Our team uses postgresql as the database, but we have some problem on grant and revoke.
imagine the following sequence of operations:
create user test;
CREATE TABLE sales (trans_id int, date date, amount int)
PARTITION BY RANGE (date);
CREATE TABLE sales_1 PARTITION OF sales
FOR VALUES FROM ('2001-01-01') TO ('2002-01-01')
PARTITION BY RANGE (amount);
CREATE TABLE sales_1 PARTITION OF sales
FOR VALUES FROM ('2002-01-01') TO ('2003-01-01')
PARTITION BY RANGE (amount);
GRANT SELECT ON sales TO test;
set role test;
SELECT * FROM sales;
-- error, because test don't have select authority on sales_1
SELECT * FROM sales_1;
In this example, the role test only has the select permission for sales and cannot access sales_1, which is very inconvenient.

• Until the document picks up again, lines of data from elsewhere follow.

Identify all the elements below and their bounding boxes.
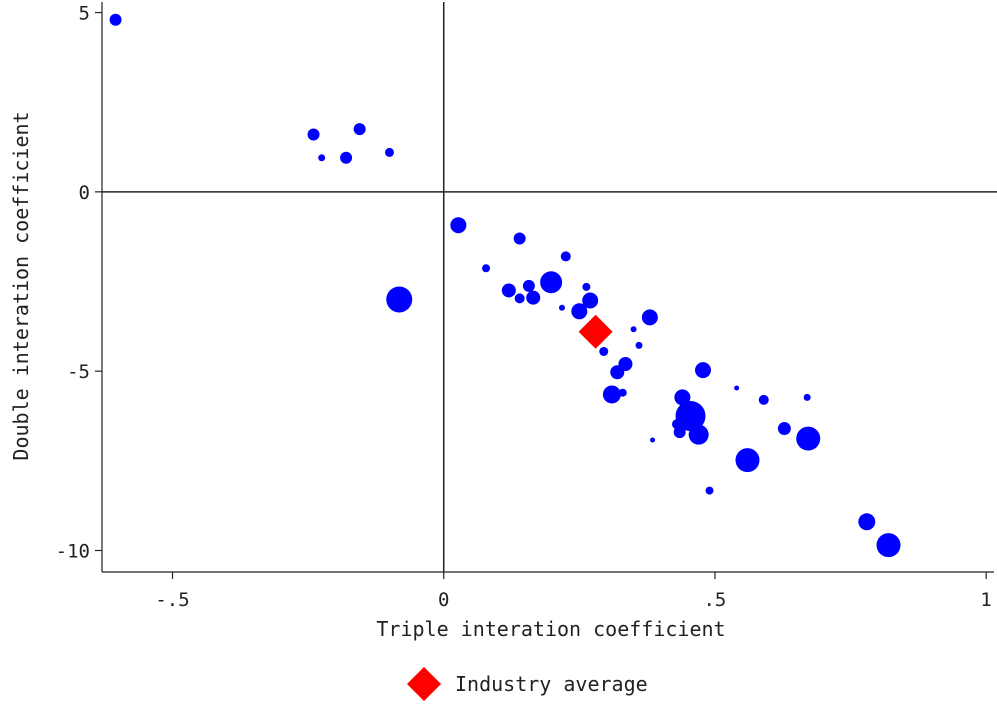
data-point — [650, 437, 656, 443]
data-point — [673, 426, 686, 439]
data-points — [109, 13, 901, 558]
x-tick-label: -.5 — [155, 589, 189, 611]
data-point — [340, 151, 353, 164]
data-point — [618, 388, 627, 397]
data-point — [482, 264, 491, 273]
data-point — [803, 393, 811, 401]
data-point — [560, 251, 571, 262]
data-point — [688, 424, 709, 445]
data-point — [109, 13, 122, 26]
legend-marker-diamond — [407, 667, 441, 701]
data-point — [558, 304, 565, 311]
data-point — [695, 362, 712, 379]
data-point — [540, 271, 563, 294]
data-point — [777, 422, 791, 436]
reference-lines — [102, 2, 997, 572]
x-axis-label: Triple interation coefficient — [376, 617, 725, 641]
data-point — [582, 292, 599, 309]
data-point — [513, 232, 526, 245]
data-point — [635, 341, 643, 349]
data-point — [705, 486, 714, 495]
data-point — [641, 309, 658, 326]
data-point — [758, 394, 769, 405]
data-point — [318, 154, 326, 162]
axes: 5 0 -5 -10 -.5 0 .5 1 — [56, 2, 994, 611]
data-point — [501, 283, 516, 298]
data-point — [674, 389, 691, 406]
data-point — [618, 357, 633, 371]
data-point — [514, 293, 525, 304]
data-point — [522, 279, 535, 292]
y-tick-label: 0 — [79, 182, 90, 204]
data-point — [386, 286, 413, 313]
industry-average-marker — [578, 314, 613, 349]
data-point — [876, 533, 901, 558]
data-point — [602, 385, 621, 404]
y-tick-label: -5 — [67, 361, 90, 383]
data-point — [526, 290, 541, 305]
data-point — [307, 128, 320, 141]
y-axis-label: Double interation coefficient — [9, 111, 33, 460]
data-point — [353, 123, 366, 136]
data-point — [582, 282, 591, 291]
data-point — [734, 385, 740, 391]
y-tick-label: 5 — [79, 3, 90, 25]
x-tick-label: .5 — [703, 589, 726, 611]
industry-average-layer — [578, 314, 613, 349]
data-point — [450, 217, 467, 234]
data-point — [384, 147, 394, 157]
data-point — [796, 426, 821, 451]
data-point — [630, 326, 637, 333]
data-point — [858, 513, 876, 531]
data-point — [571, 303, 588, 320]
y-tick-label: -10 — [56, 540, 90, 562]
x-tick-label: 1 — [980, 589, 991, 611]
legend: Industry average — [407, 667, 648, 701]
legend-label: Industry average — [455, 672, 648, 696]
x-tick-label: 0 — [438, 589, 449, 611]
data-point — [599, 346, 609, 356]
data-point — [735, 448, 760, 473]
data-point — [675, 401, 706, 431]
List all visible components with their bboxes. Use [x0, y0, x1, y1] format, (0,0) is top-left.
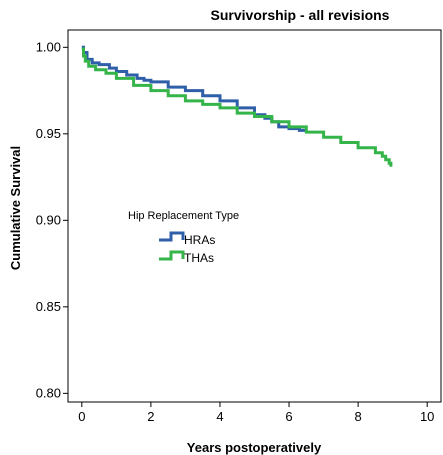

In most scenarios, we want to assign permissions to a table and partition table to a user, but in postgresql, permissions are not recursive, so we need to spend extra energy to do this. So let's ask the postgresql team, why is the permission granted in a non-recursive way and what are the benefits?
If it is in a recursive way, when I grant select on parent table to user, the user also have permission on child table. It is very convenient.
In postgresql, we already have the Inheritance. If the table child inherits the table parent, every query command to the parent will recurse to the child. If the user does not want to recurse, you can use only keyword to do this, then why the partition is not consistent with the inheritite feature?